Quinze anos após a declaração de Dower (1891), Lee
S. Wheeler comentando Efésios 4:4-6, declara que, nessa passagem e em muitas
outras da Escritura, é feita uma distinção entre o Pai, o Filho e o Espírito.
[15] Um ano depois, foi editado na Bible Student’s Library dos adventistas do
sétimo dia, um artigo de Samuel T. Spear (pastor batista), sob o título de ‘The
Bible Doctrine of the Trinity.” [16]
Em 1895, Alonzo T. Jones pregou na sessão da
Conferência Geral, um sermão em que apresentou o relacionamento pessoal entre o
Pai, o Filho e o Espírito Santo. [17]
No mesmo ano aparece mais uma declaração de Ellen
White sobre o assunto, quando afirmou que há “três pessoas viventes no trio
celestial”. [18] Em 1898, é publicada a primeira edição do livro Desejado de
Todas as Nações onde ela declara, entre outras coisas, que, em Cristo, há vida original,
não derivada. [19]
ElIen White é o ponto decisivo para o entendimento
da Divindade para os adventistas do sétimo dia. [20] Outro fator também
relevante foi o falecimento da maioria dos líderes unitarianos até o início da
primeira década do século XX. É em parte por isso que a IASD retardou sua visão
missiológica por cerca de 57 anos (1901). [21]

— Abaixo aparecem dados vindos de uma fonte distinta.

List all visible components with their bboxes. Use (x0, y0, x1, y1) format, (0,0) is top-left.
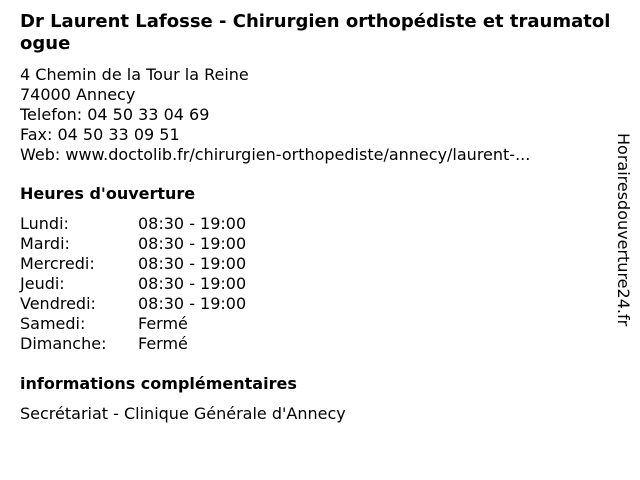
phone-number[interactable]: Telefon: 04 50 33 04 69 (20, 105, 210, 124)
fax-number: Fax: 04 50 33 09 51 (20, 125, 180, 144)
info-heading: informations complémentaires (20, 374, 297, 393)
day-label: Samedi: (20, 314, 86, 333)
time-value: 08:30 - 19:00 (138, 254, 247, 273)
time-value: Fermé (138, 334, 188, 353)
site-watermark: Horairesdouverture24.fr (614, 133, 633, 327)
time-value: 08:30 - 19:00 (138, 274, 247, 293)
hours-row-lundi (20, 214, 246, 234)
day-label: Mardi: (20, 234, 70, 253)
time-value: Fermé (138, 314, 188, 333)
hours-row-samedi (20, 314, 246, 334)
hours-row-mercredi (20, 254, 246, 274)
time-value: 08:30 - 19:00 (138, 214, 247, 233)
page-title: Dr Laurent Lafosse - Chirurgien orthopédiste et traumatologue (20, 11, 611, 54)
hours-row-jeudi (20, 274, 246, 294)
day-label: Dimanche: (20, 334, 107, 353)
hours-table (20, 214, 246, 354)
hours-row-vendredi (20, 294, 246, 314)
day-label: Lundi: (20, 214, 69, 233)
day-label: Vendredi: (20, 294, 96, 313)
info-text: Secrétariat - Clinique Générale d'Annecy (20, 404, 346, 423)
day-label: Mercredi: (20, 254, 95, 273)
hours-heading: Heures d'ouverture (20, 184, 196, 203)
website-link[interactable]: Web: www.doctolib.fr/chirurgien-orthopediste/annecy/laurent-... (20, 145, 531, 164)
address-street: 4 Chemin de la Tour la Reine (20, 65, 249, 84)
time-value: 08:30 - 19:00 (138, 294, 247, 313)
time-value: 08:30 - 19:00 (138, 234, 247, 253)
address-block (20, 65, 610, 165)
hours-row-dimanche (20, 334, 246, 354)
hours-row-mardi (20, 234, 246, 254)
day-label: Jeudi: (20, 274, 65, 293)
address-city: 74000 Annecy (20, 85, 136, 104)
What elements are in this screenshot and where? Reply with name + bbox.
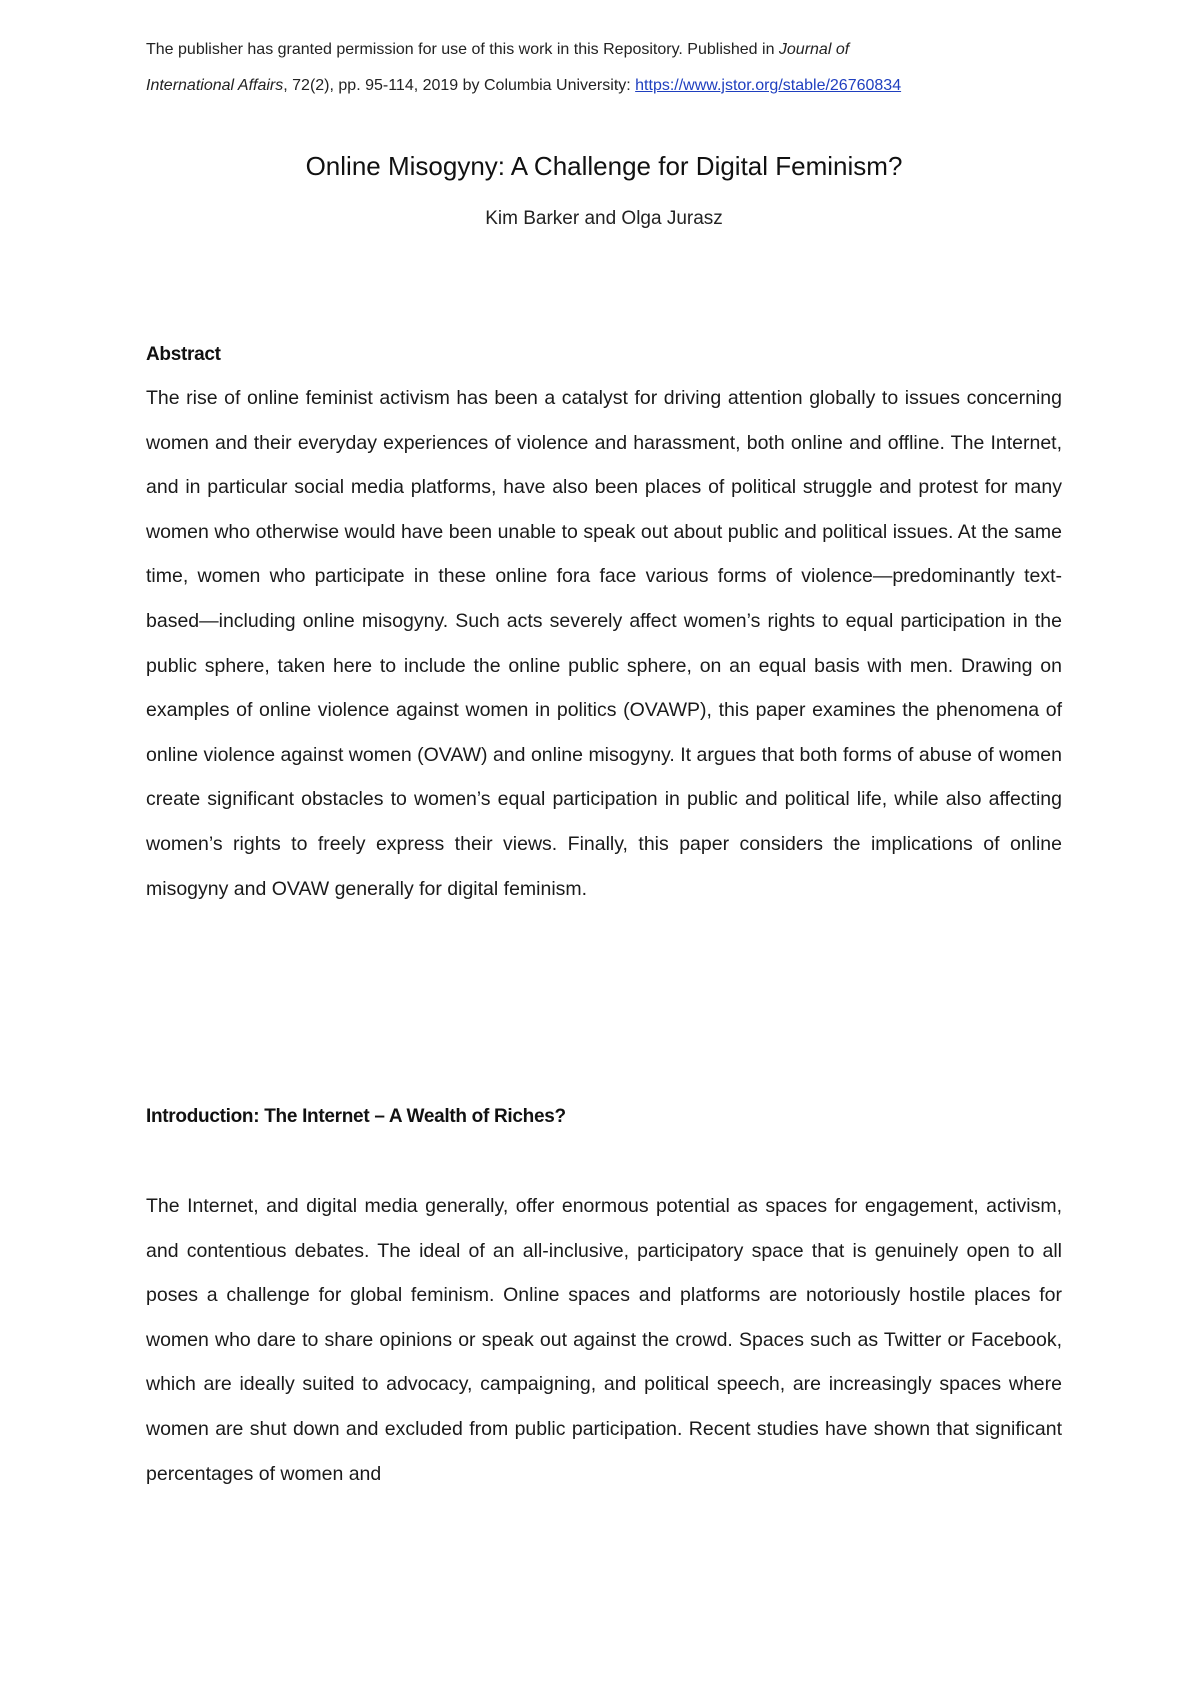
paper-authors: Kim Barker and Olga Jurasz (485, 208, 723, 229)
abstract-text: The rise of online feminist activism has been a catalyst for driving attention globally to issues concerning women and their everyday experiences of violence and harassment, both online and offline. The Internet, and in particular social media platforms, have also been places of political struggle and protest for many women who otherwise would have been unable to speak out about public and political issues. At the same time, women who participate in these online fora face various forms of violence—predominantly text-based—including online misogyny. Such acts severely affect women’s rights to equal participation in the public sphere, taken here to include the online public sphere, on an equal basis with men. Drawing on examples of online violence against women in politics (OVAWP), this paper examines the phenomena of online violence against women (OVAW) and online misogyny. It argues that both forms of abuse of women create significant obstacles to women’s equal participation in public and political life, while also affecting women’s rights to freely express their views. Finally, this paper considers the implications of online misogyny and OVAW generally for digital feminism. (146, 387, 1062, 900)
notice-prefix: The publisher has granted permission for use of this work in this Repository. Published in (146, 41, 779, 58)
notice-line-2 (146, 68, 1066, 104)
notice-journal-part2: International Affairs (146, 77, 284, 94)
notice-line-1 (146, 32, 1066, 68)
jstor-link[interactable]: https://www.jstor.org/stable/26760834 (635, 77, 902, 94)
introduction-heading: Introduction: The Internet – A Wealth of Riches? (146, 1106, 566, 1127)
notice-journal-part1: Journal of (778, 41, 850, 58)
abstract-heading: Abstract (146, 344, 221, 365)
paper-title: Online Misogyny: A Challenge for Digital Feminism? (305, 151, 903, 181)
introduction-text: The Internet, and digital media generally, offer enormous potential as spaces for engagement, activism, and contentious debates. The ideal of an all-inclusive, participatory space that is genuinely open to all poses a challenge for global feminism. Online spaces and platforms are notoriously hostile places for women who dare to share opinions or speak out against the crowd. Spaces such as Twitter or Facebook, which are ideally suited to advocacy, campaigning, and political speech, are increasingly spaces where women are shut down and excluded from public participation. Recent studies have shown that significant percentages of women and (146, 1195, 1062, 1485)
publisher-notice (146, 32, 1066, 104)
notice-details: , 72(2), pp. 95-114, 2019 by Columbia University: (283, 77, 636, 94)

As declarações de fé dos adventistas, ao longo de
sua história, demonstram uma clara mudança sobre o assunto. Foi, contudo, em
1931, que os adventistas afirmaram a Divindade como três pessoas co-eternas,
onipotentes, onipresentes e oniscientes. [22] Depois, o relatório da
Conferência Bíblica de setembro de 1952 deixou confirmada a plenitude da
divindade de Cristo como aparece no livro Our Firm Foundantion. [23]
Cinco anos depois (1957), publicou-se o livro
Questions on Doctrine preparado por um representativo grupo de líderes e
eruditos adventistas do sétimo dia. [24] apresentando ao mundo evangélico um
claro perfil evangélico da doutrina adventista do sétimo dia.
E, em 1971, o pastor LeRoy E. Froom pôs na mão da
igreja sua discutida análise sobre 1888, enquanto contribuía decisivamente para
o estabelecimento final do conceito de Trindade, da plenitude da divindade de
Cristo e da personalidade divina do Espírito Santo. Conceitos esses
confirmados, posteriormente, pela declaração das Crenças Fundamentais, votada
na Assembléia Geral de 1980, em Dallas. [25] Dessa forma, este aspecto da crise
cristológica estava suplantado.
- Autor: Luiz Nunes, Doutor em Teologia Pastoral e
professor emérito do SALT-IAENE; artigo publicado na Revista Teológica do
SALT-IAENE de Janeiro-Junho de 1997.